Scottish consumers will be unable to buy a bottle of red wine for less than £6.09 or a bottle of whisky for under £18.20 from October, after the minimum price for alcohol was raised by 30%.

Shona Robison, the deputy first minister, confirmed a Guardian story earlier this week that the minimum unit price (MUP) will increase from 50p a unit to 65p to keep pace with inflation and ensure prices are kept relatively high.

The new prices will come into force on 30 September. It means a basic bottle of whisky will rise from £14 to £18.20; a can of lager will cost at least £1.30; and a standard bottle of vodka £17.06.

“Alcohol harm remains a significant issue in Scotland,” Robison said. “It continues to contribute to worsening health outcomes.” She said this was particularly the case for men in deprived areas.

Alcohol-related death rates have risen over the past few years, partly due to consumption increasing during the Covid crisis.

Robison told MSPs that even though the government already spends £112m a year on alcohol and drug treatment units, ministers were considering introducing a new public health tax on shops, so the excess profits they earn from MUP can be clawed back.
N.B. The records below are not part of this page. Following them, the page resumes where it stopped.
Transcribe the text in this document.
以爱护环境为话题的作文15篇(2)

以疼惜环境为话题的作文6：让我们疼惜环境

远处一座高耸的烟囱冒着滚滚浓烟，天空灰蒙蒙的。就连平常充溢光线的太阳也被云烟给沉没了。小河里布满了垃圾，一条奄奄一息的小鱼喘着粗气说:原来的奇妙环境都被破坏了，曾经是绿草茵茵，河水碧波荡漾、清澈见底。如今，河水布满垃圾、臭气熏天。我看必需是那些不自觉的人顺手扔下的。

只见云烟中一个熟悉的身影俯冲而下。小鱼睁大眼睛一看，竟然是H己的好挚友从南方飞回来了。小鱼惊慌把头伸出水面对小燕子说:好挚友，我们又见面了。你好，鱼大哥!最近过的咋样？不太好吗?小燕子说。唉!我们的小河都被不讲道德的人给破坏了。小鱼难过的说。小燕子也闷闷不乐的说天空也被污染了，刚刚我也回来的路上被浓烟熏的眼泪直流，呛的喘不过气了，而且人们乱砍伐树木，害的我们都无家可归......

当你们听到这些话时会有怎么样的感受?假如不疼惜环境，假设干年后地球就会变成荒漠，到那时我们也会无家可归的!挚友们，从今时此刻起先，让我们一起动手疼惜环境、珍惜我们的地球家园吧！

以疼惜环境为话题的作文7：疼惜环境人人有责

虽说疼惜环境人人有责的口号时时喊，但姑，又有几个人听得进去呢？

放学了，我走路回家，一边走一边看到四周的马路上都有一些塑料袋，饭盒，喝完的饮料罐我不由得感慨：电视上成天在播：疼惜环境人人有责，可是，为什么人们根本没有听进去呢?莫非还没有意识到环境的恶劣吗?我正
The Fraser of Allander Institute, at Strathclyde University, estimates retailers have earned a total of about £30m a year from MUP because they retain the difference between the higher price paid for drinks and the wholesale price of the product.
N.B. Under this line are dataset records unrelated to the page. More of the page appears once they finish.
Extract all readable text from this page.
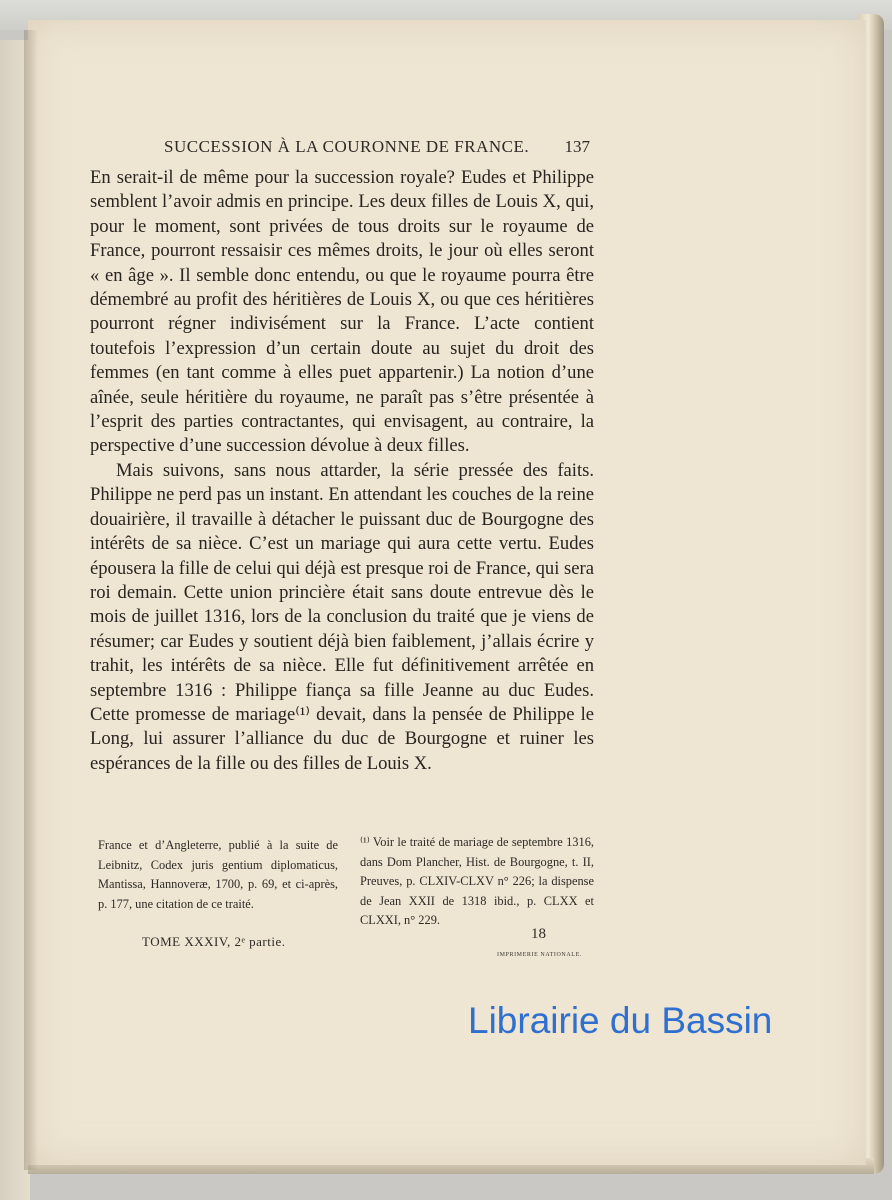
SUCCESSION À LA COURONNE DE FRANCE. 137

En serait-il de même pour la succession royale? Eudes et Philippe semblent l’avoir admis en principe. Les deux filles de Louis X, qui, pour le moment, sont privées de tous droits sur le royaume de France, pourront ressaisir ces mêmes droits, le jour où elles seront « en âge ». Il semble donc entendu, ou que le royaume pourra être démembré au profit des héritières de Louis X, ou que ces héritières pourront régner indivisément sur la France. L’acte contient toutefois l’expression d’un certain doute au sujet du droit des femmes (en tant comme à elles puet appartenir.) La notion d’une aînée, seule héritière du royaume, ne paraît pas s’être présentée à l’esprit des parties contractantes, qui envisagent, au contraire, la perspective d’une succession dévolue à deux filles.

Mais suivons, sans nous attarder, la série pressée des faits. Philippe ne perd pas un instant. En attendant les couches de la reine douairière, il travaille à détacher le puissant duc de Bourgogne des intérêts de sa nièce. C’est un mariage qui aura cette vertu. Eudes épousera la fille de celui qui déjà est presque roi de France, qui sera roi demain. Cette union princière était sans doute entrevue dès le mois de juillet 1316, lors de la conclusion du traité que je viens de résumer; car Eudes y soutient déjà bien faiblement, j’allais écrire y trahit, les intérêts de sa nièce. Elle fut définitivement arrêtée en septembre 1316 : Philippe fiança sa fille Jeanne au duc Eudes. Cette promesse de mariage⁽¹⁾ devait, dans la pensée de Philippe le Long, lui assurer l’alliance du duc de Bourgogne et ruiner les espérances de la fille ou des filles de Louis X.

France et d’Angleterre, publié à la suite de Leibnitz, Codex juris gentium diplomaticus, Mantissa, Hannoveræ, 1700, p. 69, et ci-après, p. 177, une citation de ce traité.

⁽¹⁾ Voir le traité de mariage de septembre 1316, dans Dom Plancher, Hist. de Bourgogne, t. II, Preuves, p. CLXIV-CLXV n° 226; la dispense de Jean XXII de 1318 ibid., p. CLXX et CLXXI, n° 229.

TOME XXXIV, 2ᵉ partie.	18
IMPRIMERIE NATIONALE.
Librairie du Bassin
Scottish Labour and public health charities argue that the case for a levy is now even greater: a 65p minimum price means higher unearned profits. Labour said on Thursday the levy’s proceeds should be spent on alcohol treatment and recovery projects.

Robison said businesses and health experts were being consulted on the possibility, with a decision due before the Scottish budget later this year. Scotland had a public health levy on large retailers between 2012 and 2015, which raised £95m.
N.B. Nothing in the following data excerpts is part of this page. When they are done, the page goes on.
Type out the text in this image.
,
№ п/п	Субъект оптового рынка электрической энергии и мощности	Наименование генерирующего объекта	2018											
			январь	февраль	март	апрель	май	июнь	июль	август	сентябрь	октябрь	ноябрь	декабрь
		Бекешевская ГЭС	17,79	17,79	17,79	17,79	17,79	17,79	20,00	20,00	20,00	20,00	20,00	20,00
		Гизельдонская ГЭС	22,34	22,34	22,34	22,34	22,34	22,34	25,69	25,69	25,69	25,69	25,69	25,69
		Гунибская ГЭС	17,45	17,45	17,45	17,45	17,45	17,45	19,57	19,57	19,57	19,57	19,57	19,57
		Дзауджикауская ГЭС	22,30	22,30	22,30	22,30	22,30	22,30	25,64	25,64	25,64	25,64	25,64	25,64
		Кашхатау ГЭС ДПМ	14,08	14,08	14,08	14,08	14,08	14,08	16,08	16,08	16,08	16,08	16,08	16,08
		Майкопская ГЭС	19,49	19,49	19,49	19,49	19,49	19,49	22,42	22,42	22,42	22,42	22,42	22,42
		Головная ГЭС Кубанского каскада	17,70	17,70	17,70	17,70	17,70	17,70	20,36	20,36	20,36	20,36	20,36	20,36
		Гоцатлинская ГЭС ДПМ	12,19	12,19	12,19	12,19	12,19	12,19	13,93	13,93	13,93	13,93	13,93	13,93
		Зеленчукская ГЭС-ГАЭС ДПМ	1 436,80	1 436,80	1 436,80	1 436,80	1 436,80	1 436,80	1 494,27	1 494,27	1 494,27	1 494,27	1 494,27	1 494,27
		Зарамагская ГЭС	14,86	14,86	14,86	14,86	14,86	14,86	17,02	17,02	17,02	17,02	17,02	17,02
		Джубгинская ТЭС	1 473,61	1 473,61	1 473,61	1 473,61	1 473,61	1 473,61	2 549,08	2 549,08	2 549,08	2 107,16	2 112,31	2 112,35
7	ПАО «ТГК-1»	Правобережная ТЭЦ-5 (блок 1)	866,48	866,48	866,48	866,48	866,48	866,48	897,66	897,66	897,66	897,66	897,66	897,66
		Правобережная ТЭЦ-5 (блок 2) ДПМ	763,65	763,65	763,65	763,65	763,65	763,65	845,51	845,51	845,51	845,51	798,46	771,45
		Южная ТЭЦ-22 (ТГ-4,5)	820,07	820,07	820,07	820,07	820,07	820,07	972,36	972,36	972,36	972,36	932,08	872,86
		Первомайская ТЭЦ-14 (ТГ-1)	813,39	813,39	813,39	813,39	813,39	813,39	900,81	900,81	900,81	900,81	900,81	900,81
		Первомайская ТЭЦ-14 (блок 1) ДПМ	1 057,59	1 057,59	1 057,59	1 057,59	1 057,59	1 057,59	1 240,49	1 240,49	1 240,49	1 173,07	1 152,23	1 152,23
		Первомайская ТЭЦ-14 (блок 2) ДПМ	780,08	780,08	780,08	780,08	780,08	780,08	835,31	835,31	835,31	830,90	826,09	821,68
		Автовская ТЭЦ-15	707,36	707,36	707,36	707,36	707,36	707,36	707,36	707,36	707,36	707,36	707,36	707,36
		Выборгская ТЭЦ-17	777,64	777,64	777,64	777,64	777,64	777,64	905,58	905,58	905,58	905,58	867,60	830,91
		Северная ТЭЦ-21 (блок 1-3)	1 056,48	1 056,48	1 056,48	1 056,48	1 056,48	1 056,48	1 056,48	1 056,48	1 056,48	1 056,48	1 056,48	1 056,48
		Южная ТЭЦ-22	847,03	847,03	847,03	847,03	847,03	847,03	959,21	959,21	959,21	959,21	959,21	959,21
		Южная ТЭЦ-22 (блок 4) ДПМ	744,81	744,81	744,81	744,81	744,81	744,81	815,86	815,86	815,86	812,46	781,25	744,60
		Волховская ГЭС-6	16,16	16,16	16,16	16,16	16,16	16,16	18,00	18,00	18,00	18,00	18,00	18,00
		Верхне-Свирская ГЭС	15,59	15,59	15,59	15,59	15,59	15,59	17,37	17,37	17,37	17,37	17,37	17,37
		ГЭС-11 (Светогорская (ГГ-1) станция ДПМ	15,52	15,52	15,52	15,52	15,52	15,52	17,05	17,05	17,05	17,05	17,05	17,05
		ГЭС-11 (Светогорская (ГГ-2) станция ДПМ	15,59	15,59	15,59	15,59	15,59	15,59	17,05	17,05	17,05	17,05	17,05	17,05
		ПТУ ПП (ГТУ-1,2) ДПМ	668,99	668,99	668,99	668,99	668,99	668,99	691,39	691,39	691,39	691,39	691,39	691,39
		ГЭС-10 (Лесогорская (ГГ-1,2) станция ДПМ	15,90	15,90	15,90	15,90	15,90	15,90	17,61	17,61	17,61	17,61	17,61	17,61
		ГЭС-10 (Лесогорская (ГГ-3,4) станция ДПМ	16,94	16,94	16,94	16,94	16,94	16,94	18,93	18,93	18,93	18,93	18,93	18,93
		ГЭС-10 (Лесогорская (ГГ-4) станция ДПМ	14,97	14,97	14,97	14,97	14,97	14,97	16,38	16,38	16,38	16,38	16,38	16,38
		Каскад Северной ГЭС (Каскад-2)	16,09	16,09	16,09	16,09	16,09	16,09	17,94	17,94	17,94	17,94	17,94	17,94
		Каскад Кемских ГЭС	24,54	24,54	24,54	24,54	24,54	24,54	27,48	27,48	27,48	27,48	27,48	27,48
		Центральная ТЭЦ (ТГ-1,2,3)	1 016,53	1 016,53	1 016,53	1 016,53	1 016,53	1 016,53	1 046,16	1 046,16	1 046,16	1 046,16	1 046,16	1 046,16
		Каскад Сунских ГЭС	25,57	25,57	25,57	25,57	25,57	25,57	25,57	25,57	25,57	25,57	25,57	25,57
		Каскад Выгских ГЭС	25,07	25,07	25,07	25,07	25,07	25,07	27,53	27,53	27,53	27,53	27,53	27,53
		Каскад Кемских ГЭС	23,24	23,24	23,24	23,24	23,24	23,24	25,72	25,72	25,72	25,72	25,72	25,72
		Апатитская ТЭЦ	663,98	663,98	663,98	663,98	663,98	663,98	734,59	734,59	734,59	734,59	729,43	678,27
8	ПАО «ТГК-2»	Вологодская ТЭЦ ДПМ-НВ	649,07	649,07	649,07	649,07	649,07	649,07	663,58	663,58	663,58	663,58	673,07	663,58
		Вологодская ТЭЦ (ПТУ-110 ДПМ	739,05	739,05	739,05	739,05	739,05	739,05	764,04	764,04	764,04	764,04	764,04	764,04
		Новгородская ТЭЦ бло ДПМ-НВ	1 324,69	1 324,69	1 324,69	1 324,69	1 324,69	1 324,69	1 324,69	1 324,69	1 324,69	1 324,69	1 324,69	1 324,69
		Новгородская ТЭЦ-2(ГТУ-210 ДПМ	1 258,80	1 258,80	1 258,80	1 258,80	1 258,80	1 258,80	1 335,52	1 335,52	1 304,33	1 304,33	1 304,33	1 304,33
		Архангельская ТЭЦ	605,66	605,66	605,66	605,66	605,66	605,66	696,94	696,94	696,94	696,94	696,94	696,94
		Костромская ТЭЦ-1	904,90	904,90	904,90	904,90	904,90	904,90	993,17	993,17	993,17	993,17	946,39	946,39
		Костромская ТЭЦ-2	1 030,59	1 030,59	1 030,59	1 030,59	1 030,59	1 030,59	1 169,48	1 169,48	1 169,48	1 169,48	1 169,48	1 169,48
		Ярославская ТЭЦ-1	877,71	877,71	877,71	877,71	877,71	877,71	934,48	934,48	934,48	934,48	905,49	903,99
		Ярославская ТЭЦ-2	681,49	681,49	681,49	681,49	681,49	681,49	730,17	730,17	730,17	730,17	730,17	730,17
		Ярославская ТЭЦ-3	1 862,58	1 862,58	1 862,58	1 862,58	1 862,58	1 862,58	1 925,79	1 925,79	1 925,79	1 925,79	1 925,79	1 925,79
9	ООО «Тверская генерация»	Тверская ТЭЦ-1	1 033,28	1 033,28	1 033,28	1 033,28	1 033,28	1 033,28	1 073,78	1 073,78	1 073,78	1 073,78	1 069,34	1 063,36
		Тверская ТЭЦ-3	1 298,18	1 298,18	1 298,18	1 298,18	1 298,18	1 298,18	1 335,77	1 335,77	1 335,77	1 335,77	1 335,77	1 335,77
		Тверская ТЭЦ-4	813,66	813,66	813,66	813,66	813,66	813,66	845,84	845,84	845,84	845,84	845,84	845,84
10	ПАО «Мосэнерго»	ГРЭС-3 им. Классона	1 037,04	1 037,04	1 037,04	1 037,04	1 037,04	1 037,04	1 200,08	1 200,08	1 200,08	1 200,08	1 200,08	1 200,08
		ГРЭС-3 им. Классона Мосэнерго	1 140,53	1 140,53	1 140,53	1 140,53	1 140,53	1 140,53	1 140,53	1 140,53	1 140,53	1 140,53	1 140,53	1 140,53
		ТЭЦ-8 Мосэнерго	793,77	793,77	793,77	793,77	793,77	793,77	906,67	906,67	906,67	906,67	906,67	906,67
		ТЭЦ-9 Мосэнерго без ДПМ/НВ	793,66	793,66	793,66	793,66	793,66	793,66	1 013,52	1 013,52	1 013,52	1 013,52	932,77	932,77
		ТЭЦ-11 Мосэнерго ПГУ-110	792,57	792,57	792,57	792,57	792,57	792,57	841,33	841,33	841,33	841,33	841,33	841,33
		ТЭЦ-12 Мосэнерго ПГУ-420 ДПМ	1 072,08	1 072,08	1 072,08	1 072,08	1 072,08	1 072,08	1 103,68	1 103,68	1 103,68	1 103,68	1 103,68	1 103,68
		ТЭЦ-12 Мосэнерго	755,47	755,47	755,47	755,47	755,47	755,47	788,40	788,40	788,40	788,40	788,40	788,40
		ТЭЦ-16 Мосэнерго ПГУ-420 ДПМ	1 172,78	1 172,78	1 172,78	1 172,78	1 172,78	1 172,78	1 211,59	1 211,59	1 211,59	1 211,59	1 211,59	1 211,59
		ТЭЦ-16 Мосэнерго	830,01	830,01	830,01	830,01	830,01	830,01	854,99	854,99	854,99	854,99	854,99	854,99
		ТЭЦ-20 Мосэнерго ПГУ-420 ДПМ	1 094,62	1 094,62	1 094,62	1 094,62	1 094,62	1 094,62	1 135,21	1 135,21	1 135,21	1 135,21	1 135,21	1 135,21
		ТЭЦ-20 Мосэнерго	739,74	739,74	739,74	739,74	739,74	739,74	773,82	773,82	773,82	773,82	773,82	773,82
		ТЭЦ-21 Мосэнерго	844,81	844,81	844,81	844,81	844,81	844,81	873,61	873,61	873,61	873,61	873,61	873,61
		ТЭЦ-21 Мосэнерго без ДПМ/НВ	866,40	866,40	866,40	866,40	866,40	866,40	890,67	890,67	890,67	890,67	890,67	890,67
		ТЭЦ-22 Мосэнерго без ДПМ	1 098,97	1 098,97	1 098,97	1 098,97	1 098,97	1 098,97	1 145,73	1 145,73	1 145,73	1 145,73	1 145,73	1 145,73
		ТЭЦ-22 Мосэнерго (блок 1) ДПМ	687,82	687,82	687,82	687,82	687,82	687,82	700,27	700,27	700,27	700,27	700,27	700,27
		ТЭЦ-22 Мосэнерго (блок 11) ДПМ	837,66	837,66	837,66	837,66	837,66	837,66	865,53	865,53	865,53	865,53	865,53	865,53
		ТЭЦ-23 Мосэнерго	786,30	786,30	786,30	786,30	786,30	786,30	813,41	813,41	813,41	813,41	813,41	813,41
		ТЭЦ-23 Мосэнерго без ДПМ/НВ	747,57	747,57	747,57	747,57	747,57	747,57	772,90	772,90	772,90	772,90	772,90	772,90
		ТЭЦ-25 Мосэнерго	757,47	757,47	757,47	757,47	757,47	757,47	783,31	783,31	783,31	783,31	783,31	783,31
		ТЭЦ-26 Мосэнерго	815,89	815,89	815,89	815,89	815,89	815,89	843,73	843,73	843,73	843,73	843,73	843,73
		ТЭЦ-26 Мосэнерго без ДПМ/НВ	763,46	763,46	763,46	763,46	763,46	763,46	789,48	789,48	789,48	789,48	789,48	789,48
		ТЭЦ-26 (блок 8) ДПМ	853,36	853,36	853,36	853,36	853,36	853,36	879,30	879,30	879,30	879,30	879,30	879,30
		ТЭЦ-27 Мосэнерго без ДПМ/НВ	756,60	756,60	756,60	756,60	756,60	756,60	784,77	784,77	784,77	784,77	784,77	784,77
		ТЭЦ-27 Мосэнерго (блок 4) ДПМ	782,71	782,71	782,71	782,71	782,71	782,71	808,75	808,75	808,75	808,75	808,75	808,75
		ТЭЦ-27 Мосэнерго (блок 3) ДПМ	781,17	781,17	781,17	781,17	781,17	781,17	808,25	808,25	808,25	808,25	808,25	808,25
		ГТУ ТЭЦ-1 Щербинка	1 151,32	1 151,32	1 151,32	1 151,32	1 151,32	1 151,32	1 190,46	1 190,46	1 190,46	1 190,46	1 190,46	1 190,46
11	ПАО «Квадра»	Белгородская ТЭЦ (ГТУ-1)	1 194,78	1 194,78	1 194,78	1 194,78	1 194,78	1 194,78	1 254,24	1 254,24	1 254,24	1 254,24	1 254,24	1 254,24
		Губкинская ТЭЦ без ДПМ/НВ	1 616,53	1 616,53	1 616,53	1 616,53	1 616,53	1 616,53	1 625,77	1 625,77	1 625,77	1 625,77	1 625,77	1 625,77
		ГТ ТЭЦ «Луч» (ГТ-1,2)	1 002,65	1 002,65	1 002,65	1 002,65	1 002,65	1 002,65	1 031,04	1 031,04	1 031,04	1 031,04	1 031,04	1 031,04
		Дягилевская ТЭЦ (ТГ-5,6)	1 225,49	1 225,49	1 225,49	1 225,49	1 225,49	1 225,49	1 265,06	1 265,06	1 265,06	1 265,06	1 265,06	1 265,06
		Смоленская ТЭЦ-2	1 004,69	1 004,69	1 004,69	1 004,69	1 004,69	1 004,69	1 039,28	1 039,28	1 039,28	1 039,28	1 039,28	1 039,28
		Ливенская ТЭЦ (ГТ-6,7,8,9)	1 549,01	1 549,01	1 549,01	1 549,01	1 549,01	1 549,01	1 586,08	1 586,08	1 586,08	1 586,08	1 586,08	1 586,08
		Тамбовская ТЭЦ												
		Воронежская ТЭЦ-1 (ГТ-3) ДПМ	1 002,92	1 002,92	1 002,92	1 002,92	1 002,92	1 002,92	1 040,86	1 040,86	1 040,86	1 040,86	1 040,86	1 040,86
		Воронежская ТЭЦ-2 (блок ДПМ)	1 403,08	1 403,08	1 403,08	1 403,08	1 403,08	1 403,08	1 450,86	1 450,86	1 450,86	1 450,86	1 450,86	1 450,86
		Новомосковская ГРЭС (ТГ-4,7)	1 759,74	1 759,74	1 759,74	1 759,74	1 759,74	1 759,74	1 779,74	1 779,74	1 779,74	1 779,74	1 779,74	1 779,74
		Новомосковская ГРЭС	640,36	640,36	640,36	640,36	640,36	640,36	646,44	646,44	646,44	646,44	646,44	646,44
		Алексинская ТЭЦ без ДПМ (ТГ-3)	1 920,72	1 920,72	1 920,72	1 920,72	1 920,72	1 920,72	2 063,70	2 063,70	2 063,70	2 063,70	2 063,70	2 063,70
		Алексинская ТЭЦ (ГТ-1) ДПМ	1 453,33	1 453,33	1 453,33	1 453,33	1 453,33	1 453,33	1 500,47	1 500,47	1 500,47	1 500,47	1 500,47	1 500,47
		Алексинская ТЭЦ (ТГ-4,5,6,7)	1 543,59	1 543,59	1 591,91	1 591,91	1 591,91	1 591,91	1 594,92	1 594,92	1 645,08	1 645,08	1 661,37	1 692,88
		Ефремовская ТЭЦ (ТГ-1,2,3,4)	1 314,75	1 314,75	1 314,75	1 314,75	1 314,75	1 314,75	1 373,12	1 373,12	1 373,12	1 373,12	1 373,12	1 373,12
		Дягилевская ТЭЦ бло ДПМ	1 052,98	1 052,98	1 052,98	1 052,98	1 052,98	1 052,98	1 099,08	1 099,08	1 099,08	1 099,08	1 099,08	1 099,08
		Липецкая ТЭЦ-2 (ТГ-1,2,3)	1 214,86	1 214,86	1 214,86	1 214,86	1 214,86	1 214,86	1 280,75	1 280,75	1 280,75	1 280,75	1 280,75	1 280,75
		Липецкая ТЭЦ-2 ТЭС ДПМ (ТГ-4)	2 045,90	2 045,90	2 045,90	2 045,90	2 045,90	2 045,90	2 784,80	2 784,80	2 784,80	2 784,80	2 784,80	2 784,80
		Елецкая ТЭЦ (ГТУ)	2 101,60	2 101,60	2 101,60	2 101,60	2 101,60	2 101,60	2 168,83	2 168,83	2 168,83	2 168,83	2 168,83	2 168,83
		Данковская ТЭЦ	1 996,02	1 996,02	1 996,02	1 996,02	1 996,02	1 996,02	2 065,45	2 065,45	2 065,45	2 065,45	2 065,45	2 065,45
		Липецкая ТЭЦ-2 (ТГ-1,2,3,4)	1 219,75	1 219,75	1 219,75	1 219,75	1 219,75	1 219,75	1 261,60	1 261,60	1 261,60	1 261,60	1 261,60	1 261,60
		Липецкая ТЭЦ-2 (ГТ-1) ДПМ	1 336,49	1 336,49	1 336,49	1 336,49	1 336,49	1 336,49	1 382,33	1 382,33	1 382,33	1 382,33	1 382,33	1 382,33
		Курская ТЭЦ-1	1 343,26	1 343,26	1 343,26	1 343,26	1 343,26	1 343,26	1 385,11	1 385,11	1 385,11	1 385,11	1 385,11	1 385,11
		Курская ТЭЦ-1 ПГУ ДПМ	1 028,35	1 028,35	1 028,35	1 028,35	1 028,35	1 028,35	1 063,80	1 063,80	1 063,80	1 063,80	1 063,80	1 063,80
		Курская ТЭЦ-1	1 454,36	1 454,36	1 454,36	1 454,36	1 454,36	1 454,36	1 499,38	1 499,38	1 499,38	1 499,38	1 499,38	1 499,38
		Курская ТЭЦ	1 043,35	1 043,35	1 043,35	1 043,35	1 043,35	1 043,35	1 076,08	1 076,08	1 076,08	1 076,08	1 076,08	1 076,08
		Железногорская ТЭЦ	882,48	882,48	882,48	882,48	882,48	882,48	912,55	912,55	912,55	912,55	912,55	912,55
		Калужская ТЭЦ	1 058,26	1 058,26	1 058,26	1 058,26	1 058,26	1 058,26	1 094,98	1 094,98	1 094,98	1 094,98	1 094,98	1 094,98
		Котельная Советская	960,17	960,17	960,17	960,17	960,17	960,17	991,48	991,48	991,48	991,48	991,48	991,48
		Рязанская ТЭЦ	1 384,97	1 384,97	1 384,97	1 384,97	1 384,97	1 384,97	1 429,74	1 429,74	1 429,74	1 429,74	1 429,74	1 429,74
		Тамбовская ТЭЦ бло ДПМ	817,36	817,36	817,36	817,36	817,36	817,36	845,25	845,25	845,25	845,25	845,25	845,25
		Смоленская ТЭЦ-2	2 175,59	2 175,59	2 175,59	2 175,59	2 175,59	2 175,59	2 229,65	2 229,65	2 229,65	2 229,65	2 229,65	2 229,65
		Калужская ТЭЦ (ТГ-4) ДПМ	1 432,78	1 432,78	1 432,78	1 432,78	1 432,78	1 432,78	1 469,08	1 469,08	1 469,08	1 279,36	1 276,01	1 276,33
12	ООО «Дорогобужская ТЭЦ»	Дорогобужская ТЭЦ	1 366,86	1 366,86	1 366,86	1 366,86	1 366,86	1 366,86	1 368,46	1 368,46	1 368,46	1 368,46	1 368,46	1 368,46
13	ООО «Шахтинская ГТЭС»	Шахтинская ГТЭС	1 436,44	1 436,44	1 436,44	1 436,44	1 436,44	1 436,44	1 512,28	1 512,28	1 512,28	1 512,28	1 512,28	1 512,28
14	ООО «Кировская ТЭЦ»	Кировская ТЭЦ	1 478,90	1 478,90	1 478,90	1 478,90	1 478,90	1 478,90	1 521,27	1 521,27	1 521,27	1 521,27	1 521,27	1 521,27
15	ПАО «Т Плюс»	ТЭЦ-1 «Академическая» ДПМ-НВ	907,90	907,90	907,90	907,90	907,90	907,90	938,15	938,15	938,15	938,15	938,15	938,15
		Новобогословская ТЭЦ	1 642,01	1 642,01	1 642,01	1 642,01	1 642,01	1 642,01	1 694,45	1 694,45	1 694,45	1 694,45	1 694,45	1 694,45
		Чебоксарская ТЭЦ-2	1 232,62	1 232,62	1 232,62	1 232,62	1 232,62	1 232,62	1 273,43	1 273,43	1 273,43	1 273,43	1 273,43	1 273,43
Robison dismissed Conservative arguments that the increase unjustly penalised ordinary consumers during a cost of living crisis. Expert analysis suggested minimum pricing had cut the number of deaths annually from alcohol misuse by 13.4% compared with the likely death rate had MUP not been in place, Robison said.

The Scottish Retail Consortium said it welcomed the increased unit price but was angry at the prospect of an “unevidenced and unreasonable” new levy.

“Any mooted tax rises are nothing more than a thinly veiled cash grab at the expense of an industry already under immense pressure,” said Ewan MacDonald-Russell, its deputy chief executive.